Tuesday, May 14, 2013

Food, depression and the disconnect

Are the pies making us depressed, or is it just society?


One of the main problems with contemporary nutritional science is its blatant reductionism. The body systems and nutrition are incredibly complicated and science can only really pluck at stray threads or stare endlessly in pixels and then make gross generalisations - although to be fair, the grossness is usually the fault of the media.  I just Jennifer Bowden's recent nutrition column in the recent Listener magazine exploring the link between diet and mental health. Surprisingly good food for thought, considering my general opinion of generic mainstream nutritional information.  She sites a number of studies that show a correlation between conditions like depression and eating fast foods and commercial baked goods.

I can see a personal correlation here. I started craving high calorie processed foods at the onset of puberty.  Around the time I was eating gorging on spaghetti and cheese toasted sandwiches and pies I was also diagnosed with depression.  I'm not sure if being tired and overwhelmed with emotional turmoil makes me more likely to eat pies or the other way around. Bowden sites several longitudinal studies showing that over a period of 5 years the consumers of more Western, processed foods were more likely to go on to develop depression. It's not all that hard to believe.  This is the first time in history our bodies have been swamped with an onslaught of highly processed flour, sugar and vegetable oil.  After tens of thousands of years of various less-processed diets, we have only had fast-food for less than a hundred and while it's easy to swallow, it's notoriously hard to digest.  I wonder if the food-depression connection has anything to do with serotonin, one of the main brain chemicals involved in happiness, being produced in the digestive system.
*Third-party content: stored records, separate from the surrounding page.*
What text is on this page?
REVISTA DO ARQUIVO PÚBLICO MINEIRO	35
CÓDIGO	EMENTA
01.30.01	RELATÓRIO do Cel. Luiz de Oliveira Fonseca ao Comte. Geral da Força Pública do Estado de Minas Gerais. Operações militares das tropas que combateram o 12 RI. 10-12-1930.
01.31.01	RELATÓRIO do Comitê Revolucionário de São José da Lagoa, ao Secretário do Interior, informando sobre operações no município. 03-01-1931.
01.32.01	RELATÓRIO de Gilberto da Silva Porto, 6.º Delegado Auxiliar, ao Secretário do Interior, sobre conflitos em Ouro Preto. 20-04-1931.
Bowden's article has a lot of good points: winter correlates with emotional disorders; and it isn't all that hard to believe that more fresh fruits and vegetables, more home-cooked meals and less bakery pies and late night drive-through snack missions are good for overall mental health.  It certainly puts a different spin on comfort eating.  What is really missing here is the connection between processed food and the rest of Western society which is often experienced as alienating and blah.  Likewise, you can gorge on all the Mediterranean style meals you want and still be eating out of the lap of corporate consumerism rather than growing your own food (which I'm sure is good for mental wellbeing) or supporting community innitiatives (also warm and fuzzy).

One final thing that did bother me about Bowden's column is that she mentions winter and less vitamin D correlating with mood difficulties but, at the end of the article her description of a Mediterranean diet includes lean meats and fat free dairy.  Not only is this a very strange perversion of traditional Mediterranean food; ever heard of Greeks trimming all the far off their roast lamb? Ever heard of traditional fat-free Greek yogurt? It also blatantly disregards the vitamin D contained in animal fats.  To be fair, it's not her version of a Greek diet, she is just describing one that is being used in trials to see if it makes a difference in mental health.  I just wish our residual puritan terrified-of-fat contemporary Western nutritional paradigm would get some more perspective.